Setelah mengatakan hal itu, Devan dan gengnya bergegas pergi dari sana tanpa ada niat untuk menolong Jack lebih dulu.
***
"Shhh..." Jack menghapus darah yang keluar dari dahinya dengan punggung tangan.
Hampir saja dia kehilangan nyawanya setelah tadi nyaris jatuh ke dasar jurang, meski dia tak bisa menghindari pukulan dari Devan dan gengnya setidaknya dia masih bisa pulang ke rumah.
Menarik napas panjang, Jack berjalan ke arah rumah kedua orang tuanya. Dia melangkah tertatih menuju pintu utama setelah gerbang terbuka oleh satpam yang berjaga di sana.
Saat hendak meraih handle pintu, tiba-tiba saja pintu itu terbuka lebih dulu menampilkan sosok ayahnya yang sudah berdiri di depannya dengan tatapan tajam.
"Di mana motormu?" John bertanya dengan suara serak.
Pria itu sudah terbiasa melihat putranya pulang dengan kondisi babak belur, entah itu di bagian wajahnya atau bagian tubuh lainnya.
"Di hancurin sama geng motor."
"Geng motor?" tanya John ragu.
Jack mengangguk.
"Kamu punya masalah sama geng motor, Jack?"
"Nggak."
John menaikan sebelah alisnya, ''Jangan bohong."
Jack berdecak. "Bisa nggak sih, Papi percaya sama aku sekali aja."
"Cukup." Potong John. "Di mana motor kamu sekarang? Jawab jangan banyak alasan."
Jack tidak menjawab pertanyaan John.
"Jawab Papi, Jack."
Namun, lagi dan lagi Jack mengabaikan pertanyaan ayahnya.
"Jawab! Atau Papi pukul."
Jack tersenyum sinis. "Memangnya Papi berani mukul aku?"
"Jack..." nada suara John terdengar mengancam.
Jack menghela napas kasar. "Motor aku jatuh ke jurang, Pi."
John menatap putra tak percaya, "Kamu itu sudah besar, Jack. Kenapa bisa ceroboh kayak gitu? Apa belum cukup semua kekacauan yang kamu lakukan selama ini?

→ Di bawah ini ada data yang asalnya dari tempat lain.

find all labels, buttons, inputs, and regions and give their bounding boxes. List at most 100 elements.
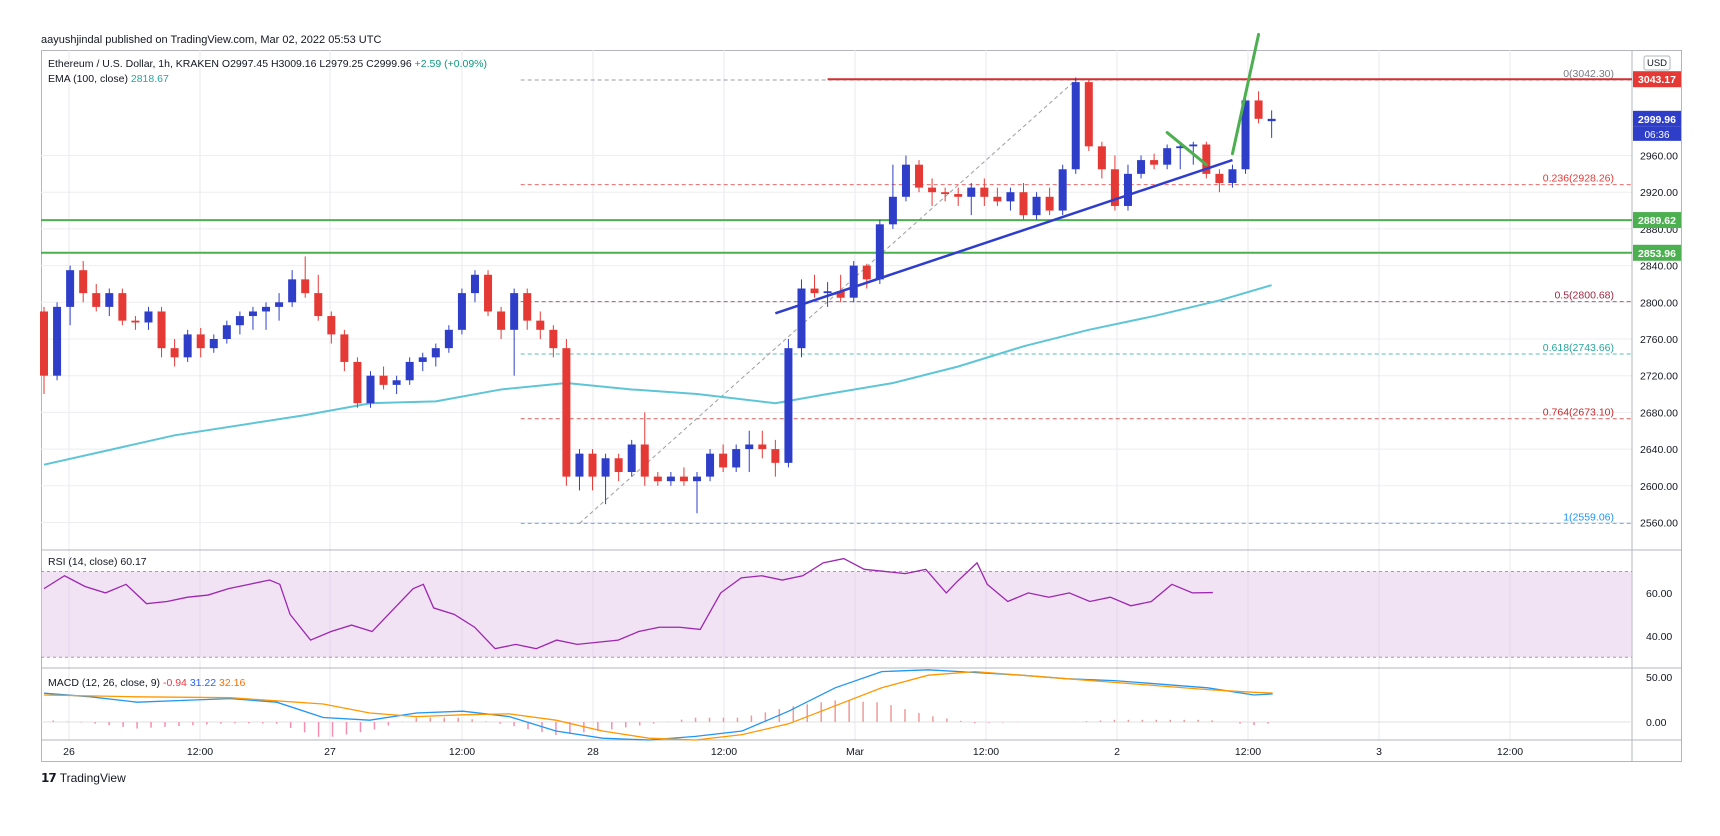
ema-label[interactable]: EMA (100, close) [48,73,128,85]
candle-body [1097,146,1106,170]
candle-body [314,293,323,317]
publisher-line: aayushjindal published on TradingView.co… [41,34,382,46]
chart-frame[interactable] [41,50,1682,762]
candle-body [954,194,963,197]
symbol-label[interactable]: Ethereum / U.S. Dollar, 1h, KRAKEN [48,58,219,70]
macd-tick-label: 50.00 [1646,672,1672,684]
tradingview-logo-icon: 𝟭𝟳 [41,771,57,785]
time-tick-label: 28 [587,746,599,758]
candle-body [823,291,832,294]
candle-body [262,306,271,312]
candle-body [379,375,388,385]
candle-body [1150,160,1159,165]
fib-level-label: 0.764(2673.10) [1543,407,1614,419]
candle-body [431,348,440,358]
candle-body [53,306,62,376]
candle-body [510,293,519,330]
rsi-tick-label: 40.00 [1646,631,1672,643]
candle-body [1189,144,1198,147]
price-tick-label: 2760.00 [1640,334,1678,346]
candle-body [745,444,754,450]
candle-body [928,187,937,193]
macd-signal-value: 32.16 [219,677,246,689]
candle-body [993,196,1002,202]
price-tick-label: 2800.00 [1640,297,1678,309]
candle-body [1123,173,1132,206]
price-tick-label: 2560.00 [1640,517,1678,529]
price-tick-label: 2680.00 [1640,407,1678,419]
candle-body [640,444,649,477]
candle-body [1019,192,1028,216]
candle-body [1254,100,1263,119]
macd-label[interactable]: MACD (12, 26, close, 9) [48,677,161,689]
candle-body [1032,196,1041,216]
price-tag [1633,71,1681,88]
candle-body [549,329,558,349]
trendline [774,158,1233,315]
candle-body [40,311,48,376]
candle-body [849,265,858,298]
candle-body [1228,169,1237,184]
countdown-tag [1633,126,1681,141]
candle-body [196,334,205,349]
candle-body [66,270,75,307]
candle-body [732,449,741,468]
macd-histogram-value: -0.94 [162,677,187,689]
price-tag [1633,244,1681,261]
candle-body [758,444,767,450]
candle-body [183,334,192,358]
candle-body [1215,173,1224,184]
price-tick-label: 2960.00 [1640,151,1678,163]
time-tick-label: Mar [846,746,865,758]
candle-body [340,334,349,362]
countdown-label: 06:36 [1644,130,1669,141]
candle-body [1110,169,1119,206]
candle-body [1071,82,1080,170]
open-value: O2997.45 [221,58,269,70]
candle-body [288,279,297,303]
macd-line [43,669,1273,741]
candle-body [875,224,884,280]
candle-body [941,192,950,195]
currency-label: USD [1647,58,1667,69]
time-tick-label: 12:00 [711,746,737,758]
rsi-band [41,571,1632,658]
price-tag-label: 2999.96 [1638,114,1676,126]
candle-body [301,279,310,294]
time-tick-label: 12:00 [449,746,475,758]
ema-legend: EMA (100, close) 2818.67 [48,73,169,85]
price-tick-label: 2600.00 [1640,481,1678,493]
rsi-value: 60.17 [120,556,147,568]
candle-body [105,293,114,307]
candle-body [771,449,780,463]
candle-body [470,274,479,294]
fib-level-label: 0.236(2928.26) [1543,173,1614,185]
currency-badge [1643,55,1671,71]
rsi-label[interactable]: RSI (14, close) [48,556,118,568]
candle-body [915,164,924,188]
tradingview-logo[interactable]: 𝟭𝟳 TradingView [41,771,126,785]
projection-arrow [1165,131,1208,167]
candle-body [679,476,688,482]
candle-body [862,265,871,280]
ema100-line [43,284,1272,466]
candle-body [79,270,88,294]
time-tick-label: 3 [1376,746,1382,758]
candle-body [1006,192,1015,202]
macd-signal-line [43,670,1273,741]
time-tick-label: 27 [324,746,336,758]
candle-body [131,320,140,323]
candle-body [1137,160,1146,174]
candle-body [901,164,910,197]
candle-body [327,316,336,335]
price-tag-label: 3043.17 [1638,74,1676,86]
candle-body [1241,100,1250,170]
candle-body [275,302,284,307]
candle-body [601,458,610,477]
candle-body [784,348,793,463]
candle-body [484,274,493,312]
candle-body [353,361,362,404]
candle-body [170,348,179,358]
candle-body [118,293,127,321]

Kapan kamu mau berubah, Jack?!"
Jack tertegun saat ayahnya membentaknya. Dia menatap ayahnya sekilas sebelum akhirnya dia berbalik dan keluar dari rumah besar itu. Dia mengabaikan panggilan dari ayahnya yang menyuruhnya kembali ke dalam rumah.
Jack terus berlari dan membuka gerbang dengan paksa, mengabaikan tatapan satpam yang berjaga di pos tersebut. Setelah berhasil keluar, dia melanjutkan langkahnya dengan tertatih menuju ke arah trotoar jalan.
Malam ini, Jack memutuskan untuk tidak kembali ke rumah. Dia menghentikan langkahnya di bawah pohon besar yang menjulang tinggi di pinggir jalan, suasana jalan itu sangat sepi hanya ada cahaya dari lampu di tepi jalan yang menerangi sebagian jalanan itu.
Setelah kematian tunangannya, dia seperti kehilangan arah dan arti hidup. Sejak itu pula Jack belum pernah menjalin hubungan dengan siapa pun, dia belum siap untuk membuka hatinya kembali.
Meski tak di pungkiri kalau dia kesepian, sendirian, dan begitu menyedihkan sebagai seorang laki-laki.
Jack memejamkan mata, menikmati angin malam yang berhembus kencang menerpa wajahnya.
"Salsa..." Jack tersenyum getir hingga tanpa sadar air matanya yang sejak tadi ditahannya mengalir turun. Jack merindukan Salsa. "Apa gue harus mati supaya bisa ketemu lagi sama Salsa?"
"Bodoh namanya kalo lo berpikir kayak gitu."
Jack membuka mata setelah mendengar suara seseorang dari balik punggungnya. Dia berbalik badan dan melihat sosok Deva yang entah sejak kapan sudah ada di sana. Gadis itu membenarkan letak ranselnya yang sempat melorot dan melangkah ke arahnya.
"Lo ngapain di sini?" tanya Jack parau.